Katholischer Gottesdienst
Sonntag, 14. 12. 2003, 10.00 Uhr - 11.00 Uhr,
ORF Regionalradios
Predigt:
Liebe
Schwestern und Brüder!
In
der Vorweihnachtszeit sagen Eltern manchmal zu ihren Kindern:
„Wenn du nicht brav bist, dann kommt das Christkind nicht zu
dir!" Dabei merken solche Eltern nicht, wie sehr sie mit dieser
Drohung und mit dieser Pädagogik das Geheimnis von Weihnachten
missbrauchen, entstellen und verfremden. Ist denn Gott Mensch
geworden, weil wir so brav sind und bei uns alles in Ordnung ist?

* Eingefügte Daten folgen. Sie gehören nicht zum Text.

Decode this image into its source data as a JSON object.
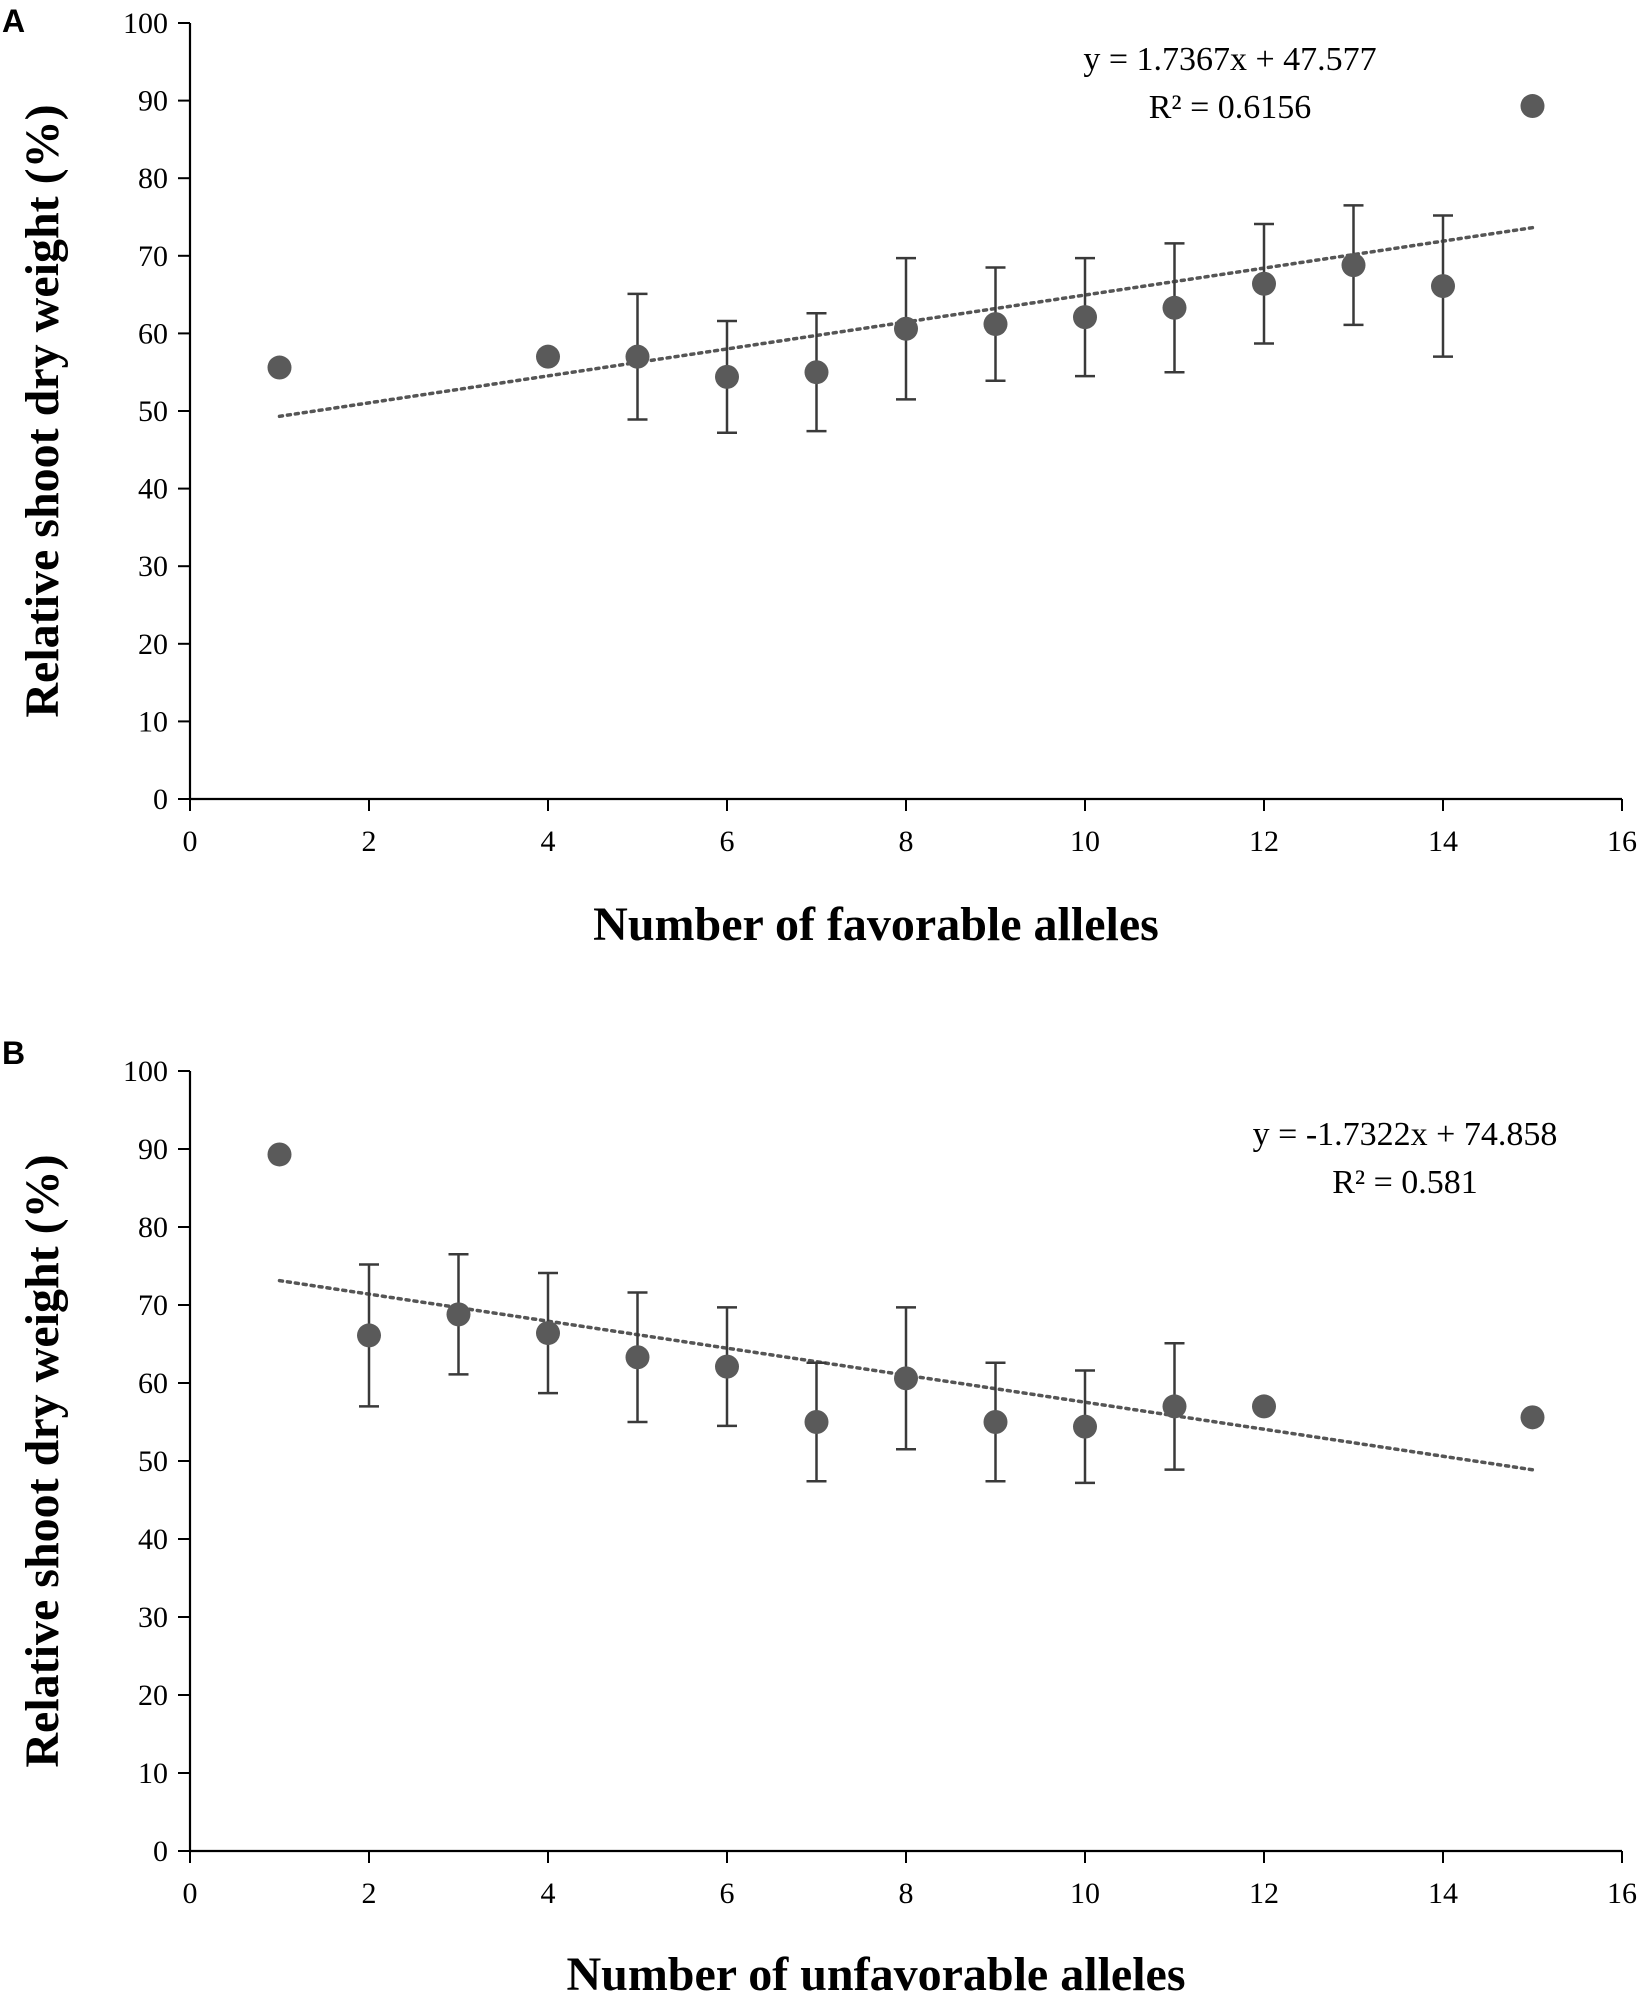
{
  "chart_data": [
    {
      "type": "scatter",
      "panel_label": "A",
      "xlabel": "Number of favorable alleles",
      "ylabel": "Relative shoot dry weight (%)",
      "xlim": [
        0,
        16
      ],
      "ylim": [
        0,
        100
      ],
      "x_ticks": [
        "0",
        "2",
        "4",
        "6",
        "8",
        "10",
        "12",
        "14",
        "16"
      ],
      "y_ticks": [
        "0",
        "10",
        "20",
        "30",
        "40",
        "50",
        "60",
        "70",
        "80",
        "90",
        "100"
      ],
      "trendline": {
        "style": "dotted",
        "slope": 1.7367,
        "intercept": 47.577,
        "x_range": [
          1,
          15
        ],
        "equation_label": "y = 1.7367x + 47.577",
        "r2_label": "R² = 0.6156"
      },
      "series": [
        {
          "name": "Relative shoot dry weight",
          "points": [
            {
              "x": 1,
              "y": 55.6,
              "err": null
            },
            {
              "x": 4,
              "y": 57.0,
              "err": null
            },
            {
              "x": 5,
              "y": 57.0,
              "err": 8.1
            },
            {
              "x": 6,
              "y": 54.4,
              "err": 7.2
            },
            {
              "x": 7,
              "y": 55.0,
              "err": 7.6
            },
            {
              "x": 8,
              "y": 60.6,
              "err": 9.1
            },
            {
              "x": 9,
              "y": 61.2,
              "err": 7.3
            },
            {
              "x": 10,
              "y": 62.1,
              "err": 7.6
            },
            {
              "x": 11,
              "y": 63.3,
              "err": 8.3
            },
            {
              "x": 12,
              "y": 66.4,
              "err": 7.7
            },
            {
              "x": 13,
              "y": 68.8,
              "err": 7.7
            },
            {
              "x": 14,
              "y": 66.1,
              "err": 9.1
            },
            {
              "x": 15,
              "y": 89.3,
              "err": null
            }
          ]
        }
      ]
    },
    {
      "type": "scatter",
      "panel_label": "B",
      "xlabel": "Number of unfavorable alleles",
      "ylabel": "Relative shoot dry weight (%)",
      "xlim": [
        0,
        16
      ],
      "ylim": [
        0,
        100
      ],
      "x_ticks": [
        "0",
        "2",
        "4",
        "6",
        "8",
        "10",
        "12",
        "14",
        "16"
      ],
      "y_ticks": [
        "0",
        "10",
        "20",
        "30",
        "40",
        "50",
        "60",
        "70",
        "80",
        "90",
        "100"
      ],
      "trendline": {
        "style": "dotted",
        "slope": -1.7322,
        "intercept": 74.858,
        "x_range": [
          1,
          15
        ],
        "equation_label": "y = -1.7322x + 74.858",
        "r2_label": "R² = 0.581"
      },
      "series": [
        {
          "name": "Relative shoot dry weight",
          "points": [
            {
              "x": 1,
              "y": 89.3,
              "err": null
            },
            {
              "x": 2,
              "y": 66.1,
              "err": 9.1
            },
            {
              "x": 3,
              "y": 68.8,
              "err": 7.7
            },
            {
              "x": 4,
              "y": 66.4,
              "err": 7.7
            },
            {
              "x": 5,
              "y": 63.3,
              "err": 8.3
            },
            {
              "x": 6,
              "y": 62.1,
              "err": 7.6
            },
            {
              "x": 7,
              "y": 55.0,
              "err": 7.6
            },
            {
              "x": 8,
              "y": 60.6,
              "err": 9.1
            },
            {
              "x": 9,
              "y": 55.0,
              "err": 7.6
            },
            {
              "x": 10,
              "y": 54.4,
              "err": 7.2
            },
            {
              "x": 11,
              "y": 57.0,
              "err": 8.1
            },
            {
              "x": 12,
              "y": 57.0,
              "err": null
            },
            {
              "x": 15,
              "y": 55.6,
              "err": null
            }
          ]
        }
      ]
    }
  ],
  "colors": {
    "marker": "#5a5a5a",
    "error_bar": "#3a3a3a",
    "trendline": "#555555",
    "axis": "#000000",
    "background": "#ffffff"
  }
}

Ganz gewiss nicht! Denn der Grund für die Menschwerdung Gottes ist
alles andere als die Belohnung für unser Wohlverhalten und für
unser Brav-sein. Vielmehr trifft das Gegenteil zu.
Er
wurde Mensch,
-
weil wir alle Sünder sind
-
weil uns Elend, Not und Schuld gefangen halten und bedrücken
-
weil wir uns nicht selbst retten und erlösen können
Er
wurde Mensch,
-
weil bei uns so Vieles nicht in Ordnung ist
-
um uns in all dem, was uns bedrückt und belastet, nicht allein zu
lassen
-
um uns aus diesem Tal der Tränen herauszuführen und uns zu zeigen,
was menschenmöglich ist, wenn man sich von ihm in die Hand nehmen lässt.
Das
ist der weihnachtliche Gedanke Gottes. Er ist der tiefste Grund
unserer Freude auf dem Weg zum bevorstehenden Fest.
Wie
tief diese Freude das menschliche Herz erfüllen kann, zeigt uns der
Apostel Paulus in seinem Brief an die Gemeinde in Philippi. Als
Paulus diesen Brief im Jahre 58 von Rom aus schrieb, saß er bereits
vier Jahre im Gefängnis und sah mit großer Wahrscheinlichkeit
seinem Tod entgegen. Die Philipper dagegen standen noch am Anfang
ihres Weges als Christen, und dunkle Tage, Gefahren und Verfolgungen
lagen unausweichlich vor ihnen. Dennoch fordert sie Paulus in seinem
Brief auf: "Freuet euch im Herrn zu jeder Zeit! Eure Güte
werde allen Menschen bekannt. Der Herr ist nahe. Sorgt euch um
nichts."
Die
Freude aber, die Paulus hier meint, ist alles andere als jubelndes
Hochgefühl. Sie ist keine Euphorie, kein seliges Gefühl, in dem
man die ganze Welt umarmen möchte. Die Freude, zu der Paulus
aufruft, ist anderer Art. Es ist eine Freude. die die Augen nicht
vor der Vergänglichkeit, vor dem Tod und vor dem Zerfall verschließt.
-
Diese Freude übersieht auch diejenigen nicht, die sich heute nicht
satt essen können, die sich einsam und verlassen fühlen.
-
Sie vergisst nicht jene, die ohne Hoffnung in unseren Krankenhäusern
liegen.
Dennoch
bleibt sich diese Freude bewusst, dass weder persönliches Leid noch
das das ganze Elend dieser Welt ewig dauert. Diese Freude lebt aus
dem felsenfesten Glauben, dass der menschgewordene Gott in all das
eingegangen ist, dass er all das durchlitten, dass er all das auch
überwunden hat, sodass Elend und der Tod nicht das Letzte in
unserem Leben sind. Daher betet die Kirche gerade in diesen Tagen:
"Herr, zeige uns den rechten Weg durch diese vergängliche Welt
und lenke unseren Blick auf das Unvergängliche."
Weihnachten
- ein freudiges Ereignis!
-
Wir schenken, weil sich Gott uns geschenkt hat.
-
Wir lieben, weil uns Gott zuerst geliebt hat.
-
Wir dürfen gelöst sein, weil Gott uns erlöst hat.
Eine
Freude, die nur im Gefühl besteht, lässt uns am Ende der
Weihnachtstage sagen: "Schade, jetzt ist schon alles wieder
vorbei!"
Die
Freude aber, zu der uns Paulus aus dem Gefängnis heraus aufruft,
bleibt, auch wenn die Weihnachtstage vergangen sind. Auch in den
dunkelsten Stunden unseres Lebens will sie uns ermutigen und uns
tragen. Von dieser Freude sagt Jesus in seinen Abschiedsreden, dass
nichts und niemand sie uns nehmen kann (Joh. 16, 22).